Before you consider Affirm, consider if the following options make more sense for your situation.

Affirm vs. Credit Cards

Most times, using a credit card is a better option compared to Affirm because you can purchase items and repay within the month without incurring interest. Credit cards are similar to Affirm in terms of the types of purchases they are used for such as furniture, travel and electronics. One key difference between these two financing options is that credit cards are a revolving line of credit that should be used as a short-term solution to pay for items or services. Affirm, on the other hand, promotes carrying a balance by encouraging customers to pay for products in monthly installments with interest. Furthermore, credit cards tend to have lower interest rates than Affirm, making it a better option if you do need to carry a balance. Unlike credit cards, Affirm doesn't charge any fees—including late fees. But credit card fees can arguably be seen as incentives to pay on time. Although Affirm won't charge a late fee, it may report any late payments to the credit bureaus, which will hurt your credit score.

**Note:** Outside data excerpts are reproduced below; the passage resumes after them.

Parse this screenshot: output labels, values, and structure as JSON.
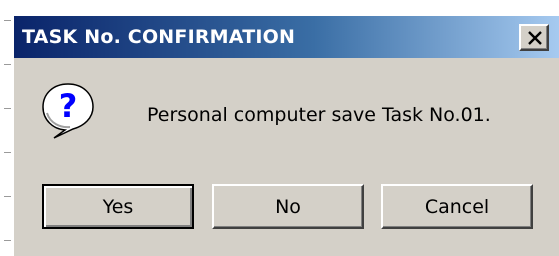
{
  "dialog": {
    "title": "TASK No. CONFIRMATION",
    "message": "Personal computer save Task No.01.",
    "icon": "question-icon",
    "close_icon": "close-icon"
  },
  "buttons": {
    "yes_label": "Yes",
    "no_label": "No",
    "cancel_label": "Cancel"
  },
  "colors": {
    "titlebar_start": "#0a246a",
    "titlebar_end": "#a6caf0",
    "dialog_face": "#d4d0c8"
  }
}
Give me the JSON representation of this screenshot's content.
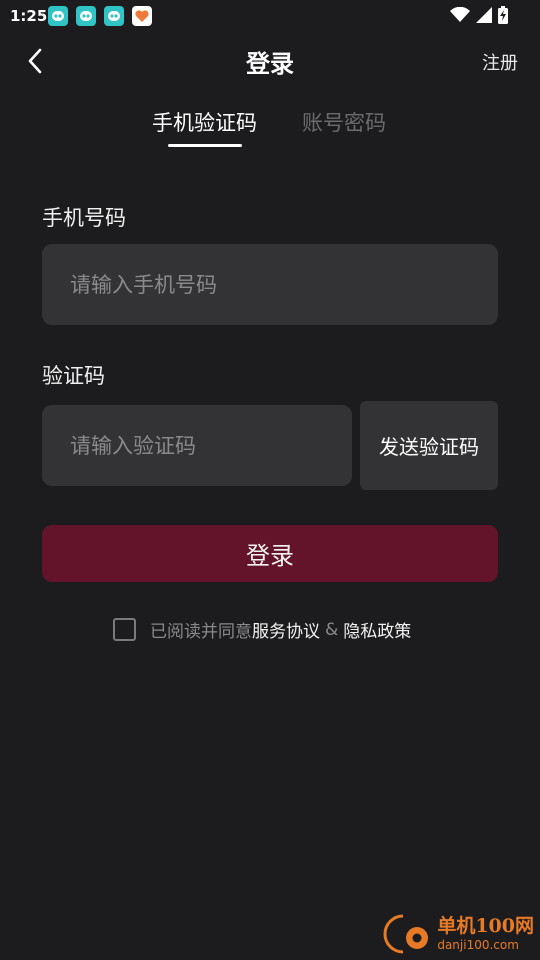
{
  "status_bar": {
    "time": "1:25",
    "app_icons": [
      "app-notification-icon",
      "app-notification-icon",
      "app-notification-icon",
      "heart-app-icon"
    ],
    "system_icons": [
      "wifi-icon",
      "signal-icon",
      "battery-icon"
    ]
  },
  "header": {
    "title": "登录",
    "register_label": "注册"
  },
  "tabs": [
    {
      "label": "手机验证码",
      "active": true
    },
    {
      "label": "账号密码",
      "active": false
    }
  ],
  "form": {
    "phone_label": "手机号码",
    "phone_placeholder": "请输入手机号码",
    "code_label": "验证码",
    "code_placeholder": "请输入验证码",
    "send_code_label": "发送验证码",
    "login_label": "登录"
  },
  "agreement": {
    "prefix": "已阅读并同意",
    "service_link": "服务协议",
    "amp": "&",
    "privacy_link": "隐私政策",
    "checked": false
  },
  "watermark": {
    "name": "单机100网",
    "url": "danji100.com"
  },
  "colors": {
    "background": "#1c1c1e",
    "input_bg": "#333335",
    "login_button": "#63142a",
    "watermark": "#e67a26"
  }
}
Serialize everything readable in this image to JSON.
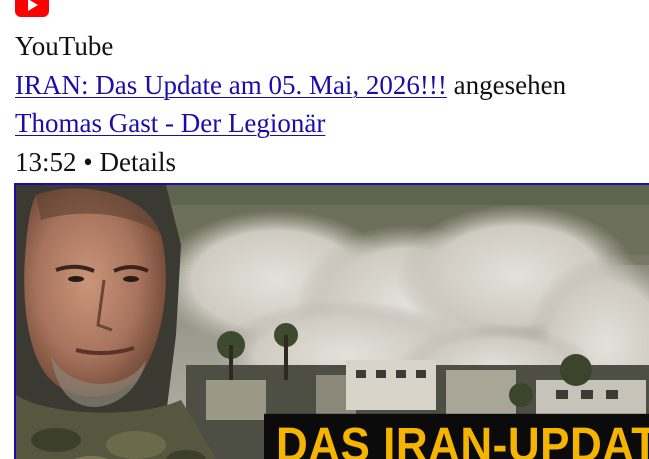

Affirm vs. Other Personal Loans

If you must use a personal loan to make a big purchase, consider alternative personal loans with lower interest rates. Affirm doesn't exactly function like most personal loans. Generally, personal loans are used for purchases of around $50,000 or more—like large purchases and projects, debt consolidation or medical expenses. In contrast, Affirm can only be used for purchases up to $10,000 from select merchants. Unlike most personal loans, you'll get an immediate loan decision and financing after Affirm verifies your identity and performs a soft credit check. The process for other personal loans usually takes about a week and includes both a soft and hard credit check. However, many other personal loans have lower interest rates than both Affirm and credit cards.